One of footy’s great rivalries will have another chapter written this weekend, with Glenorchy and North Hobart set to battle it out on a historic occasion.
Glenorchy, celebrating its centenary season in 2019, will be commemorating its heritage on Saturday night, running out to the field in green and gold – the colours worn by the old New Town Football Club prior to merging and relocating as the Glenorchy District Football Club in the 1940s.
The Tasmanian State League clash between the Magpies and Demons, resumes one of Tasmanian football’s richest rivalries, with the club using the night match as an opportunity to host a Heritage function with Demons club legend Darryn Perry and Magpie great Gary ‘Super’ Linton.
The two Tasmanian Football Hall of Famers spoke of the Glenorchy Football Club’s rich history and the significance of the North Hobart rivalry in the leadup to the round two meeting.
“It’s a proud moment to be involved with the club,” Linton said.
“I’m so proud to have played my part in [the history of the club] as well as hundreds and hundreds of others – we are all custodians of the club.
“It was our job to look after the club, and now it’s the current crop’s and they are aware of the history. They are all custodians now and need to do their best for the club, which I’m sure they will.”
Linton, who grew up barracking for the Demons, before playing 237 games and winning three premierships as a Magpie, has many fond memories of the rivalry.
“The rivalry [with North Hobart] is great and I look back to the John Devine era and think back to some of those North Hobart days, in 1967 – 1969, I just wanted to play for them, next thing I know I’m playing for Glenorchy and trying to beat them up.
“The rivalry has always been great and will continue this Saturday… and I encourage everyone to get out and have a look at some of the great players we have here.”
While Linton barracked for North Hobart and played for Glenorchy, Demons legend Darryn Perry had the inverse – donning the red and blue after years as a Magpie supporter.
And despite heated rivalries on the park, Perry was always full of admiration for the Magpies as a foe.
“The rivalry means a lot,” the four-time North Hobart premiership player said.
“We really admired Glenorchy and respected Glenorchy – they were a strong side, a tough side and a very fair side.
“My first game of senior footy was against the Magpies at KGV and there were some great battles in the mid-1980s when Darryl Sutton was coaching us, and Glenorchy had Super, Danny Ling, David Pearce and Micky Bowden.

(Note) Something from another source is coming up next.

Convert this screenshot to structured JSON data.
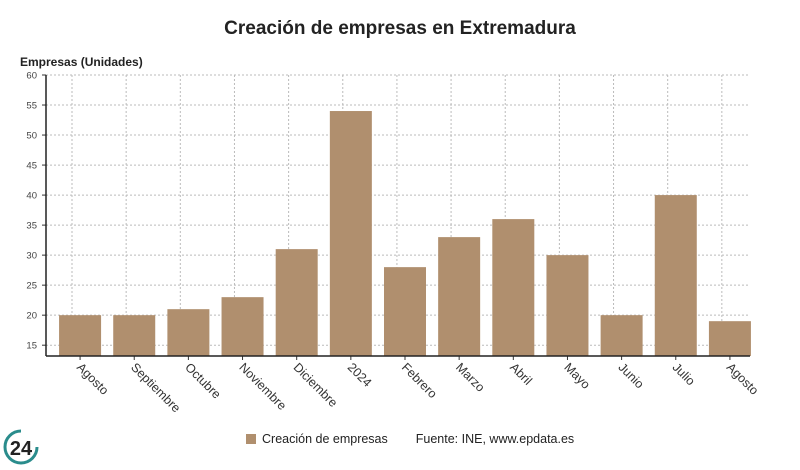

They had a host of champions and were a great side,” Perry said.
Glenorchy coach Paul Kennedy says it will be impossible to ignore the occasion, but that his side’s focus is clearly on getting the job done on the field first and foremost.
“It’s important that I don’t put too much pressure on them,” Kennedy said.
“We have talked a lot about the centenary year and how important it is, but what’s important is that we win games of football in the centenary year, and this week we need to go out and do what it takes to negate North Hobart and open our game.
“It is obviously a special occasion, it will be impossible to ignore that with all the stuff that’s going on, but what will make this event most special for all the people here, and those at the heritage dinner, the past players, is if they see us win.”
Kennedy recognises the significance of the club’s history.
“This footy club was born with many young men trying to find something that gave them meaning and allowed them to focus on something else after returning from the World War.
That basis of young men from this part of the world built it for the likes of the [Peter and Paul] Hudson’s, the [Jack] Rough’s, [Rodney] Eade, [Adrian] Fletcher, Linton, [Danny] Ling all the way to Jimmy Webster, Jaye Bowden. That’s the basis, and it’s ongoing,” he said.
“It is really important. When I first got this job, one of my friends from home got onto the Glenorchy website and he said, ‘there are 17 legends of Australian football and two of them have coached Glenorchy.’ That was a real ‘wow’ moment, and there is a real responsibility for me to come down and make sure this club continues to succeed.”
“This is still a place where young men and women from this part of the world come together and get an opportunity to get involved in something that has great history and hopefully continues to make great history.
“That’s our focus of the centennial year, it isn’t just about the past – that’s part of it – but the future and now of the club are just as important,” he said.